Non-technical: Ultraviolet photodetectors have many uses, such as chemical and biological analysis or flame detection. Damage by energetic particles degrades the sensitivity of ultraviolet photodetectors in harsh radiation environments. This project will lead to a dramatic increase in the recovery of photodetectors based on gallium nitride (GaN). This outcome will be achieved by electrical tailoring of a fundamental property of GaN, the electron diffusion length, by in-situ charge injection under applied voltage. Photodetector sensitivity will recover completely and return to the original state prior to irradiation. The project will advance the fundamental understanding of the nature of point and extended defects in GaN-based semiconductors and devices. The project will integrate research and education at the graduate and undergraduate levels and features an active industrial partner.

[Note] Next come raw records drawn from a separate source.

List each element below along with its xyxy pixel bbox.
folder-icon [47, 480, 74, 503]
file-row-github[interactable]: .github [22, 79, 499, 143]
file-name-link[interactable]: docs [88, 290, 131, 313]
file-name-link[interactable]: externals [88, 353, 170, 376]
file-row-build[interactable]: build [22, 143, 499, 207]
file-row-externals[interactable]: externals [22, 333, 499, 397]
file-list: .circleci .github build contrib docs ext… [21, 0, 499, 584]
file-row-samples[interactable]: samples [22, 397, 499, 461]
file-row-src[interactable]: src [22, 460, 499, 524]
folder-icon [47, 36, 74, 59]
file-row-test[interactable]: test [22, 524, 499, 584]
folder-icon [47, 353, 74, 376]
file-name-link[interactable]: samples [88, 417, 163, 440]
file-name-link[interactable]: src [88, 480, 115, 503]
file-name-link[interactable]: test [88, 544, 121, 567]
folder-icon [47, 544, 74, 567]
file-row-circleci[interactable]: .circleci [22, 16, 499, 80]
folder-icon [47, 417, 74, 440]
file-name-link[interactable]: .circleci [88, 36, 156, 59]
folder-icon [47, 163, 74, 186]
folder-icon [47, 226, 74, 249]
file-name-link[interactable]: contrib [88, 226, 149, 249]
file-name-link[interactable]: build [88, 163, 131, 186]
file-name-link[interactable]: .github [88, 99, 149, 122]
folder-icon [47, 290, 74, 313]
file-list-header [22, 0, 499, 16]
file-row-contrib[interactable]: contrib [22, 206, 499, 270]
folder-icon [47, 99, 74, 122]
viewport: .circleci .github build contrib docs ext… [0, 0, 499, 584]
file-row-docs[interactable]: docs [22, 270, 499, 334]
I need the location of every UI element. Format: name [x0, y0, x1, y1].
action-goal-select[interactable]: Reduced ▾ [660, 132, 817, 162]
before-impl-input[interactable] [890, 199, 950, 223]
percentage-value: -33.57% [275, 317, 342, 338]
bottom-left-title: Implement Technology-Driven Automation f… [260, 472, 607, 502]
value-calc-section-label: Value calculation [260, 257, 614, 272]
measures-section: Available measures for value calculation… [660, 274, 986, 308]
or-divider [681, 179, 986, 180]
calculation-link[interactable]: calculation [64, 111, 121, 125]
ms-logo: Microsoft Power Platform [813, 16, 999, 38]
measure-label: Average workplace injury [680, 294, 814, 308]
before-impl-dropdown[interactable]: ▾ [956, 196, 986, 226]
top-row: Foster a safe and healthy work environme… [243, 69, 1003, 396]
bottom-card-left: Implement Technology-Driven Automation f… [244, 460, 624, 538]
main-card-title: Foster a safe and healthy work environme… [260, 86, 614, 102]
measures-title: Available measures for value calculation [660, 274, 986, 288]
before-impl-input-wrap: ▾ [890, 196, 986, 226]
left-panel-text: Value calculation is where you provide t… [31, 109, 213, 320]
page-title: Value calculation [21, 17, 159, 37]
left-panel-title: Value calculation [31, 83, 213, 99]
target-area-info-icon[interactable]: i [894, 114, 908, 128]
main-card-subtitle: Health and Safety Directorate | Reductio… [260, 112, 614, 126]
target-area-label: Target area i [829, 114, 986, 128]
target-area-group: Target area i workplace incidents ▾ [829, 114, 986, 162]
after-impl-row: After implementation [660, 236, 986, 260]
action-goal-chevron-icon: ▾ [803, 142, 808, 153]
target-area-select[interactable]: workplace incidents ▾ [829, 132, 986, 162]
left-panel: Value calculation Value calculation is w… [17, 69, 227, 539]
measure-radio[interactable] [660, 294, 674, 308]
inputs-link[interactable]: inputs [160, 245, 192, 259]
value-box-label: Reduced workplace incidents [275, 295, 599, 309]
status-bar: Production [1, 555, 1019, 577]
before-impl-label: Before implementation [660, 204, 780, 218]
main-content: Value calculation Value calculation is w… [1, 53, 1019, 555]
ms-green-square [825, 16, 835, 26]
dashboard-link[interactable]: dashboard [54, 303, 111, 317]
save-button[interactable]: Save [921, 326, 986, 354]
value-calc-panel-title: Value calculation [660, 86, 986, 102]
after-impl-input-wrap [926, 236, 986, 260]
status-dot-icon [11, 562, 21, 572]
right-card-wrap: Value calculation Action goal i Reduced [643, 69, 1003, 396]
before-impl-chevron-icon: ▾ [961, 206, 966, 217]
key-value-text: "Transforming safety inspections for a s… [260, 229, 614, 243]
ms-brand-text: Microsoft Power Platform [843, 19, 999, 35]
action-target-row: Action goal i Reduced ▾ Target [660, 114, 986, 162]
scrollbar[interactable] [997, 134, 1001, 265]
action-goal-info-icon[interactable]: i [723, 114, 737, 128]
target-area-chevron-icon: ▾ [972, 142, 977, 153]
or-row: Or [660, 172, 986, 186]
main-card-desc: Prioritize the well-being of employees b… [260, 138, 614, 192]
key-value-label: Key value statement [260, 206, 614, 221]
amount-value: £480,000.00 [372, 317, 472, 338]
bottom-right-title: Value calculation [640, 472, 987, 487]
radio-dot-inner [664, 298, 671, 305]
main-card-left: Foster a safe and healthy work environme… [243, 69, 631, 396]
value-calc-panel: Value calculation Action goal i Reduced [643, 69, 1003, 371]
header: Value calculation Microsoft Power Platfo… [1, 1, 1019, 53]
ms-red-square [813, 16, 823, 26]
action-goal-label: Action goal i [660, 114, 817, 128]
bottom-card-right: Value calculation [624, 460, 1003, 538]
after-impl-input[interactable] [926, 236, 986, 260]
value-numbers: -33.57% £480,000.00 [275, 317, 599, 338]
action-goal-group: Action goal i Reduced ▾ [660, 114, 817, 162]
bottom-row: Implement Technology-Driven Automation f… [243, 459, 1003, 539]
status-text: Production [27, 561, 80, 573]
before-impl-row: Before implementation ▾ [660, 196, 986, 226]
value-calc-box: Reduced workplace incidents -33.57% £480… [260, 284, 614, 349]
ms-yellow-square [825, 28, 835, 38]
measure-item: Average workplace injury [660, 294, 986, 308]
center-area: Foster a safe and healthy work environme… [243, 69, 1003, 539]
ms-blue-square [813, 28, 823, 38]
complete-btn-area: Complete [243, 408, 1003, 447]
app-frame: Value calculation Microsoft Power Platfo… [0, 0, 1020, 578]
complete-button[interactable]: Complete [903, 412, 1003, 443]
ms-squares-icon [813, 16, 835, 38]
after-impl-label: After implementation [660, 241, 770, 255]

This project focuses on electrical mitigation of irradiation-induced defects by charge injection into ultraviolet photodetectors based on gallium nitride (GaN). The ultimate aim is to produce radiation hard and efficient devices. This project hinges on the PI's previous findings that charge injection into p-type GaN leads to considerable changes in the material's electronic properties, particularly the carrier diffusion length. These changes result in an order of magnitude enhancement of the photodetector quantum efficiency. It is therefore possible to improve performance of photodetectors, affected by radiation, using short pulses of solid-state forward-bias charge injection into GaN p-i-n devices. The project will lead to a better understanding of the interaction between wide gap semiconductors and highly energetic particles, including electrons, gamma-ray photons, and protons, as well as of the nature of radiation-induced defects. Charge injection will result in enhanced minority electron diffusion length in the top p-type absorption layer of a photodetector, thus increasing the quantum efficiency for the device and "healing" the adverse impact of gamma-rays, protons, electrons and other radiation types. A unique combination of electrical, optical and structural studies in the PI's lab will shed light on the mechanism, which is responsible for the effect of interest. Studies of minority carrier diffusion length and lifetime will be carried out in independent experiments using electron beam-induced current and ultrafast time-resolved cathodoluminescence at various temperatures. Polychromatic continuous-wave cathodoluminescence will be employed for assessment of irradiation impact on threading dislocation density in GaN. Finally, deep level transient spectroscopy will allow studies of radiation-induced point defects. The ultimate goal is to correlate charge injection regimes (current; voltage; duration) and irradiation doses, thus proceeding towards control of photodetector performance and recovery from radiation damage by purely electrical means.
This award reflects NSF's statutory mission and has been deemed worthy of support through evaluation using the Foundation's intellectual merit and broader impacts review criteria.